Editor's Note: This is the latest story in the Illinois Important Dates series, brought to you by the Illinois Associated Press Media Editors and Illinois Press Association. Throughout the year, writers from newspapers throughout Illinois will mark milestones and holidays with articles noting their significance in the state.

U.S. Sen. Tammy Duckworth spends Memorial Day honoring her friends in the military who have fallen and the heroic soldiers who kept her from numbering among the dead.

“Memorial Day is a day to honor our heroic dead,” said Duckworth, the junior senator from Illinois. “People often confuse Veterans Day with Memorial Day. Veterans Day is when we thank our veterans for their service and Memorial Day is specifically to honor the fallen.”

Duckworth retired from military service in 2014 with the rank of Lieutenant Colonel after serving 23 years. She flew Black Hawk helicopter combat missions during Operation Iraqi Freedom and was awarded the Purple Heart.

Deployed to Iraq in 2004, it was on Nov. 12 of that year when a rocket-propelled grenade took down her helicopter. She lost her legs and has limited use of her right arm.

“I think every Memorial Day about the guys from the Illinois National Guard that I knew that never made it home from Iraq,” Duckworth said.

“Whether it’s the CH-47 (Chinook helicopter) crew that was shot down in Iraq from the Peoria unit, or whether it was Sgt. First Class Bill Chaney of my own unit out of Chicago Midway Airport, who was a Vietnam veteran and deployed to Iraq at the age of 59, who died of natural causes and never made it home. Or whether it was the young men, that as a public official, I went to their deployment ceremony out of Woodstock, Illinois, who were killed coming back.”
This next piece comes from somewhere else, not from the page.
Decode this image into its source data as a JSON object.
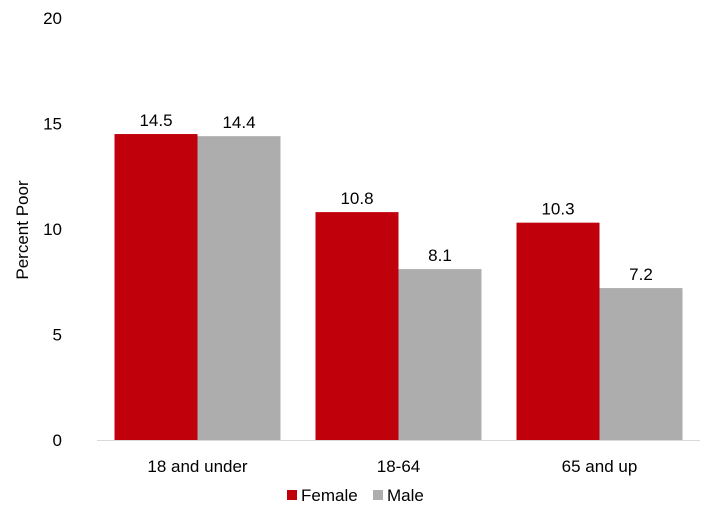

Duckworth said the Chinook CH-47 helicopter shot down on Nov. 2, 2003, was part of the Illinois Army National Guard unit based in Peoria. Sixteen were killed and 20 wounded. Among the dead was Illinois Army National Guard Pilot 1st Lt. Brian D. Slavenas.

Friends and family in Genoa described Slavenas to The Associated Press as a "gentle giant," a nonviolent man who felt a duty to his country.

"He wasn't one of those gung-ho, want-to-go-to-war-type guys," his brother, Eric Slavenas, told AP. "He was there to do a job."

Duckworth said people serve their country in the military for many reasons. She began Army Reserve Officer Training Corps (ROTC) at George Washington University in Washington, D.C., after the fall of the Berlin Wall.

“I found myself in all of my classes becoming friends with either currently serving guardsmen and reservists or with veterans in my class on the G.I. Bill,” Duckworth said. “I remember watching the Berlin Wall come down, and I remember seeing all of those East Germans and Czechoslovakians fleeing the Soviet Union.

“People were grabbing whatever possessions they could carry and running into freedom,” Duckworth said. “And I remember thinking how proud I was to be an American and it was my nation standing with the NATO allies that represented freedom and liberty.”

“I fell in love with the meritocracy of the Army and decided that this was something I wanted to do as part of my life,” Duckworth said. “I just wanted to do my part for this nation that I love more than my own life.”

After receiving her Master's of Arts Degree in International Affairs at George Washington University, Duckworth pursued a Ph.D. in political science from Northern Illinois University in DeKalb, where she finished her ROTC training in May 1992 and received her commission as an officer in the U.S. Army Reserve. Her first choice was to be a helicopter pilot, because that was one of the few Army combat assignments offered to women at the time.

Duckworth grew up in various cities throughout Southeast Asia. Her father, Franklin Duckworth, worked for the United Nations Refugee Program after he retired from the military, where he had served during World War II, Korea and Vietnam.

Working for the U.N., Franklin Duckworth provided humanitarian aid to the Vietnamese boat people and refugees fleeing Laos and Cambodia, then worked for multinational corporations.

“Memorial Day was something we always observed at the U.S. Embassy to honor our heroic dead,” Duckworth said. “My family history on my dad’s side goes back to the Revolution, and Memorial Day was always significant in my family.”

Duckworth led a bipartisan congressional delegation to Iraq in April. She returned to Iraq for the first time since her helicopter was shot down in 2004.

“Memorial Day isn’t about me now,” Duckworth said. “I survived the shoot down. If I was killed, Memorial Day would be about me, but thanks to the heroism of both my crew of my aircraft and the second aircraft in our flight, I made it home.”

“My pilot-in-command received a Distinguished Flying Cross,” Duckworth said, referring to Dan Milberg of the Missouri National Guard. “And I want to be sure to always honor that.”

“Because they saved me, Memorial Day isn’t about me,” Duckworth said. “And I get to honor them and get to honor our fallen dead and work as hard as I can for our veterans, work as hard as I can for family members of the fallen, and make sure we stand by every one of our military men and women.”